Sabes o que são pérolas da alma?

Aquela gargalhada genuína que faz vibrar as paredes do nosso templo interior. Expande o músculo até ao universo. Amassa a tristeza até torná-la macia. Faz de nós seres mais gratos pelo que somos… pelo que temos.

As dádivas inesperadas são graças da vida. Aceita-as de peito aberto. Vive-as e permite-te ser digno delas. São alimento para a alma e para o coração. São mais apreciadas por pessoas simples. Que valorizam os gestos e não as aparências. Que se dão por inteiro sem exigir o retorno. Não se confunde este tipo de gente com o avarento que faz eco do pouco que dá, entre o muito que tem. Que reproduz em sonoridade a sua mão estendida, para receber elogios. Esse precisa ser notado e é surdo às dádivas inesperadas. A simplicidade traz o desfecho feliz nos caminhos mais íngremes, a harmonia nas agruras mais ásperas e a confiança no altruísmo para uma vida mais feliz.

Abranda o ritmo. Colhe a luz do sol. Prova o aroma da terra. Sente o paladar do vento a irromper pelas narinas. Deixa-te embalar pela cadência das ondas. Fecha os olhos e agarra-te ao essencial. Ao milagre do invisível. À doçura das horas lentas. Agarra o tempo apaixonadamente, mas não o prendas.
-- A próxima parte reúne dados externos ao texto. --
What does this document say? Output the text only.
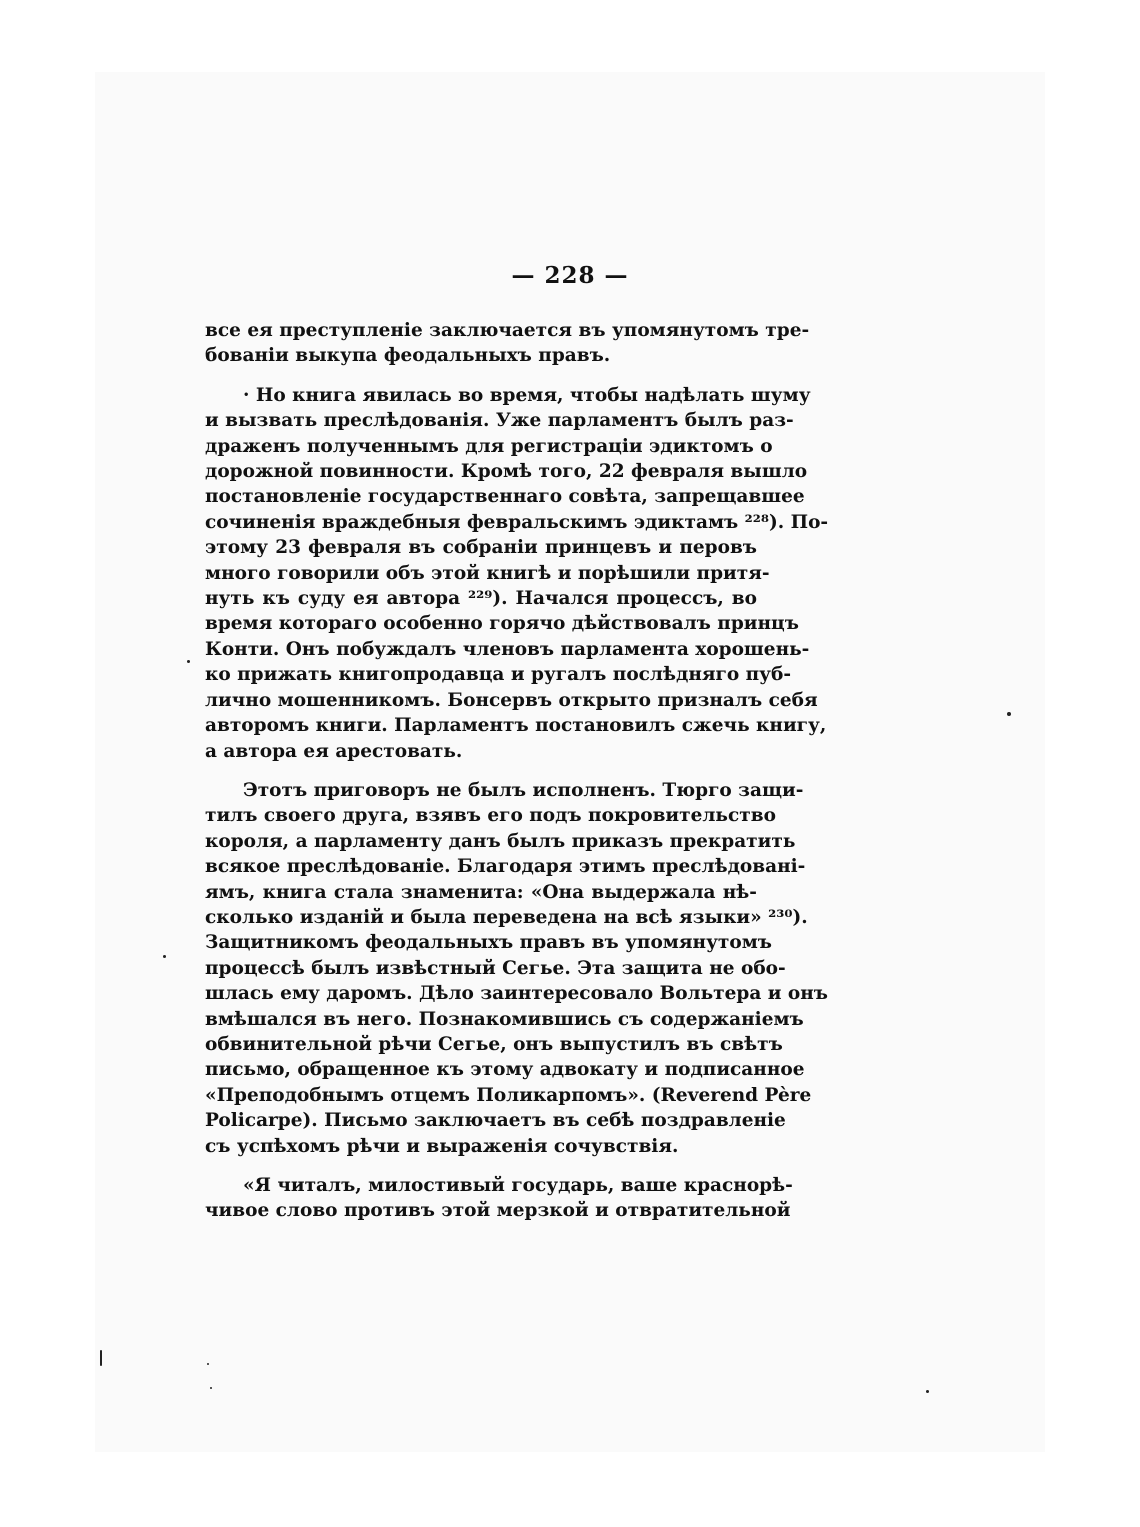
— 228 —
все ея преступленіе заключается въ упомянутомъ тре-
бованіи выкупа феодальныхъ правъ.
· Но книга явилась во время, чтобы надѣлать шуму
и вызвать преслѣдованія. Уже парламентъ былъ раз-
драженъ полученнымъ для регистраціи эдиктомъ о
дорожной повинности. Кромѣ того, 22 февраля вышло
постановленіе государственнаго совѣта, запрещавшее
сочиненія враждебныя февральскимъ эдиктамъ ²²⁸). По-
этому 23 февраля въ собраніи принцевъ и перовъ
много говорили объ этой книгѣ и порѣшили притя-
нуть къ суду ея автора ²²⁹). Начался процессъ, во
время котораго особенно горячо дѣйствовалъ принцъ
Конти. Онъ побуждалъ членовъ парламента хорошень-
ко прижать книгопродавца и ругалъ послѣдняго пуб-
лично мошенникомъ. Бонсервъ открыто призналъ себя
авторомъ книги. Парламентъ постановилъ сжечь книгу,
а автора ея арестовать.
Этотъ приговоръ не былъ исполненъ. Тюрго защи-
тилъ своего друга, взявъ его подъ покровительство
короля, а парламенту данъ былъ приказъ прекратить
всякое преслѣдованіе. Благодаря этимъ преслѣдовані-
ямъ, книга стала знаменита: «Она выдержала нѣ-
сколько изданій и была переведена на всѣ языки» ²³⁰).
Защитникомъ феодальныхъ правъ въ упомянутомъ
процессѣ былъ извѣстный Сегье. Эта защита не обо-
шлась ему даромъ. Дѣло заинтересовало Вольтера и онъ
вмѣшался въ него. Познакомившись съ содержаніемъ
обвинительной рѣчи Сегье, онъ выпустилъ въ свѣтъ
письмо, обращенное къ этому адвокату и подписанное
«Преподобнымъ отцемъ Поликарпомъ». (Reverend Père
Policarpe). Письмо заключаетъ въ себѣ поздравленіе
съ успѣхомъ рѣчи и выраженія сочувствія.
«Я читалъ, милостивый государь, ваше краснорѣ-
чивое слово противъ этой мерзкой и отвратительной
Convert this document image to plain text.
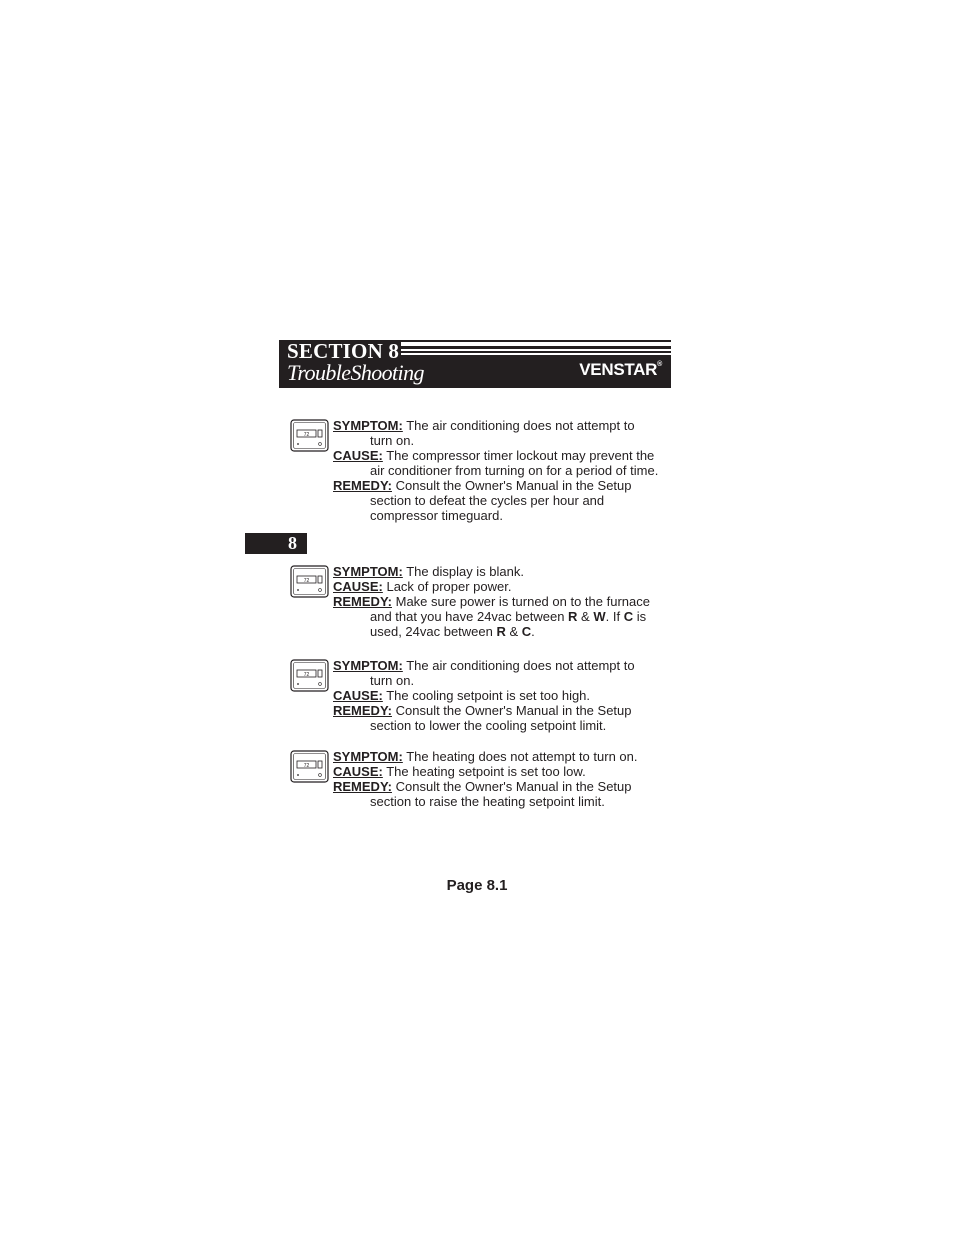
SECTION 8
TroubleShooting	VENSTAR®
8
72
SYMPTOM: The air conditioning does not attempt to
turn on.
CAUSE: The compressor timer lockout may prevent the
air conditioner from turning on for a period of time.
REMEDY: Consult the Owner's Manual in the Setup
section to defeat the cycles per hour and
compressor timeguard.
72
SYMPTOM: The display is blank.
CAUSE: Lack of proper power.
REMEDY: Make sure power is turned on to the furnace
and that you have 24vac between R & W. If C is
used, 24vac between R & C.
72
SYMPTOM: The air conditioning does not attempt to
turn on.
CAUSE: The cooling setpoint is set too high.
REMEDY: Consult the Owner's Manual in the Setup
section to lower the cooling setpoint limit.
72
SYMPTOM: The heating does not attempt to turn on.
CAUSE: The heating setpoint is set too low.
REMEDY: Consult the Owner's Manual in the Setup
section to raise the heating setpoint limit.
Page 8.1
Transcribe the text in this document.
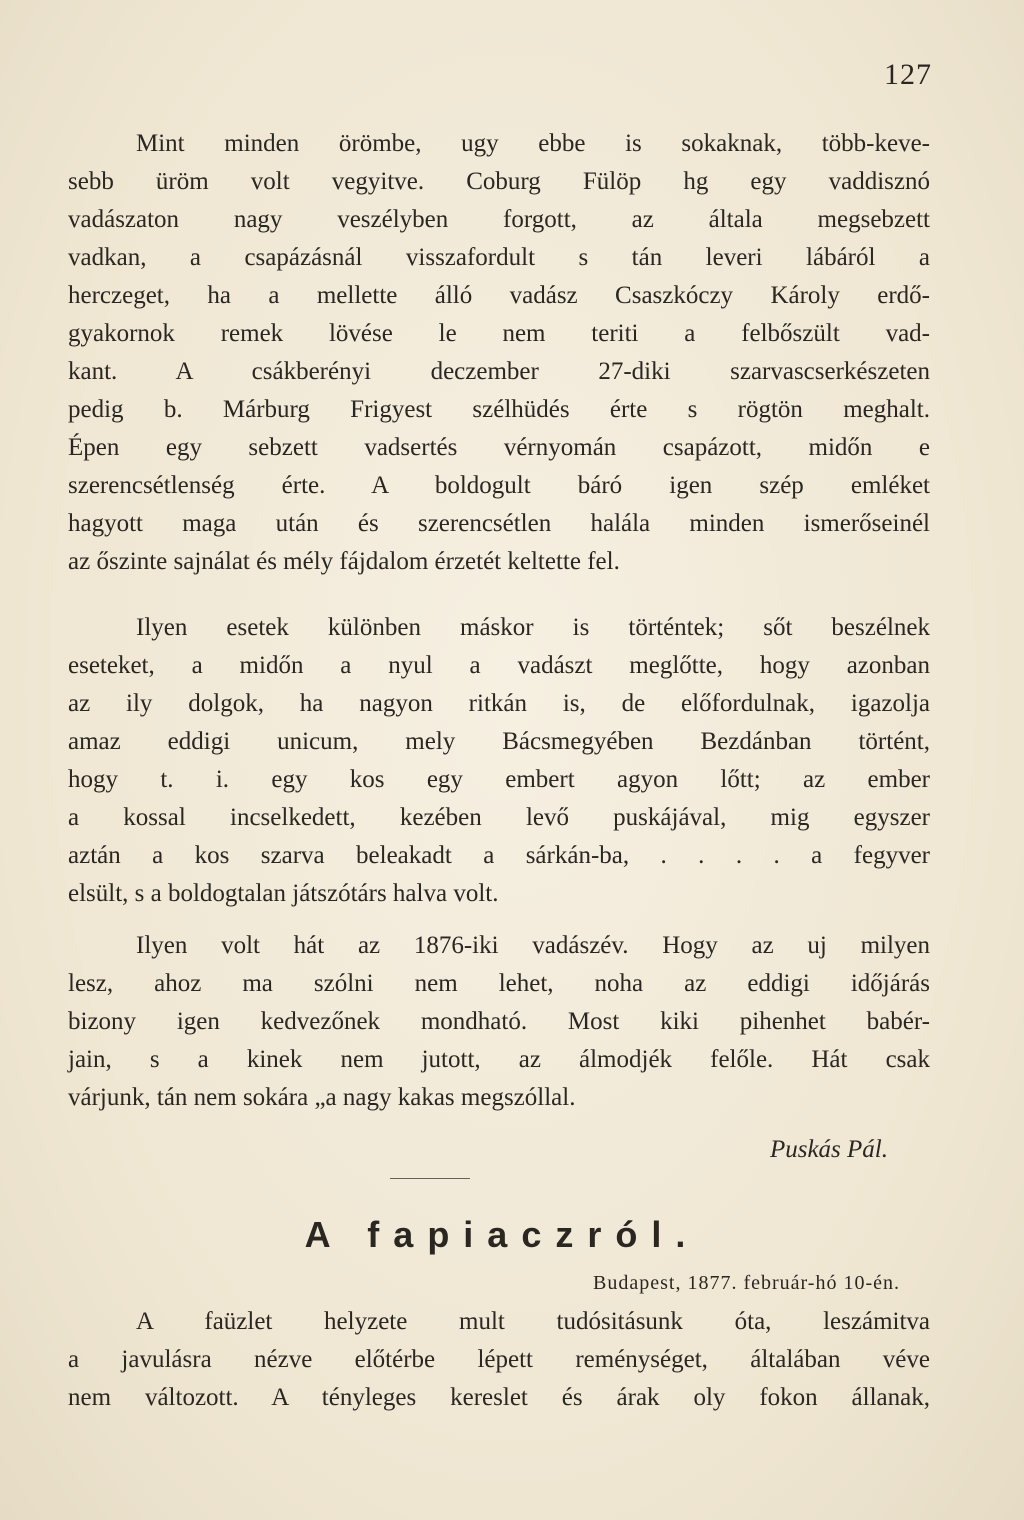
127
Mint minden örömbe, ugy ebbe is sokaknak, több-keve-
sebb üröm volt vegyitve. Coburg Fülöp hg egy vaddisznó
vadászaton nagy veszélyben forgott, az általa megsebzett
vadkan, a csapázásnál visszafordult s tán leveri lábáról a
herczeget, ha a mellette álló vadász Csaszkóczy Károly erdő-
gyakornok remek lövése le nem teriti a felbőszült vad-
kant. A csákberényi deczember 27-diki szarvascserkészeten
pedig b. Márburg Frigyest szélhüdés érte s rögtön meghalt.
Épen egy sebzett vadsertés vérnyomán csapázott, midőn e
szerencsétlenség érte. A boldogult báró igen szép emléket
hagyott maga után és szerencsétlen halála minden ismerőseinél
az őszinte sajnálat és mély fájdalom érzetét keltette fel.
Ilyen esetek különben máskor is történtek; sőt beszélnek
eseteket, a midőn a nyul a vadászt meglőtte, hogy azonban
az ily dolgok, ha nagyon ritkán is, de előfordulnak, igazolja
amaz eddigi unicum, mely Bácsmegyében Bezdánban történt,
hogy t. i. egy kos egy embert agyon lőtt; az ember
a kossal incselkedett, kezében levő puskájával, mig egyszer
aztán a kos szarva beleakadt a sárkán-ba, . . . . a fegyver
elsült, s a boldogtalan játszótárs halva volt.
Ilyen volt hát az 1876-iki vadászév. Hogy az uj milyen
lesz, ahoz ma szólni nem lehet, noha az eddigi időjárás
bizony igen kedvezőnek mondható. Most kiki pihenhet babér-
jain, s a kinek nem jutott, az álmodjék felőle. Hát csak
várjunk, tán nem sokára „a nagy kakas megszóllal.
Puskás Pál.
A fapiaczról.
Budapest, 1877. február-hó 10-én.
A faüzlet helyzete mult tudósitásunk óta, leszámitva
a javulásra nézve előtérbe lépett reménységet, általában véve
nem változott. A tényleges kereslet és árak oly fokon állanak,
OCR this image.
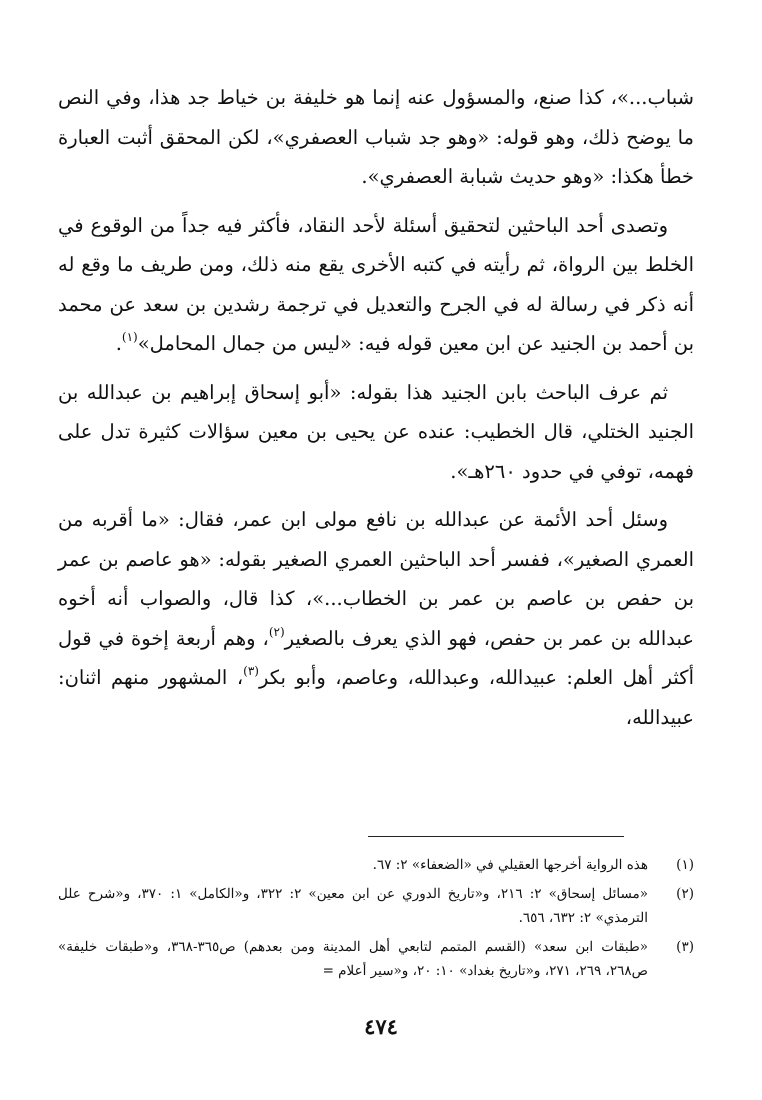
شباب...»، كذا صنع، والمسؤول عنه إنما هو خليفة بن خياط جد هذا، وفي النص ما يوضح ذلك، وهو قوله: «وهو جد شباب العصفري»، لكن المحقق أثبت العبارة خطأ هكذا: «وهو حديث شبابة العصفري».

وتصدى أحد الباحثين لتحقيق أسئلة لأحد النقاد، فأكثر فيه جداً من الوقوع في الخلط بين الرواة، ثم رأيته في كتبه الأخرى يقع منه ذلك، ومن طريف ما وقع له أنه ذكر في رسالة له في الجرح والتعديل في ترجمة رشدين بن سعد عن محمد بن أحمد بن الجنيد عن ابن معين قوله فيه: «ليس من جمال المحامل»$^{(١)}$.

ثم عرف الباحث بابن الجنيد هذا بقوله: «أبو إسحاق إبراهيم بن عبدالله بن الجنيد الختلي، قال الخطيب: عنده عن يحيى بن معين سؤالات كثيرة تدل على فهمه، توفي في حدود ٢٦٠هـ».

وسئل أحد الأئمة عن عبدالله بن نافع مولى ابن عمر، فقال: «ما أقربه من العمري الصغير»، ففسر أحد الباحثين العمري الصغير بقوله: «هو عاصم بن عمر بن حفص بن عاصم بن عمر بن الخطاب...»، كذا قال، والصواب أنه أخوه عبدالله بن عمر بن حفص، فهو الذي يعرف بالصغير$^{(٢)}$، وهم أربعة إخوة في قول أكثر أهل العلم: عبيدالله، وعبدالله، وعاصم، وأبو بكر$^{(٣)}$، المشهور منهم اثنان: عبيدالله،

(١)
هذه الرواية أخرجها العقيلي في «الضعفاء» ٢: ٦٧.
(٢)
«مسائل إسحاق» ٢: ٢١٦، و«تاريخ الدوري عن ابن معين» ٢: ٣٢٢، و«الكامل» ١: ٣٧٠، و«شرح علل الترمذي» ٢: ٦٣٢، ٦٥٦.
(٣)
«طبقات ابن سعد» (القسم المتمم لتابعي أهل المدينة ومن بعدهم) ص٣٦٥-٣٦٨، و«طبقات خليفة» ص٢٦٨، ٢٦٩، ٢٧١، و«تاريخ بغداد» ١٠: ٢٠، و«سير أعلام =
٤٧٤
Ouve o silêncio da tua intimidade. Ela tem voz de poente, de quem sabe o que precisas para o dia de amanhã. Constrói à tua volta um jardim e dentro de ti uma sala de estar. E vais perceber que, flores e aconchego, bastam para garantir a tua felicidade.  

 
As dádivas inesperadas são abraços do divino.
Que vêm derramar sobre um coração cansado uma nova aurora.
Que trazem um novo horizonte a um olhar derrotado.   
Que arrancam do mar revolto uma existência penosa.

São mãos de luz estendidas sobre os nossos pés.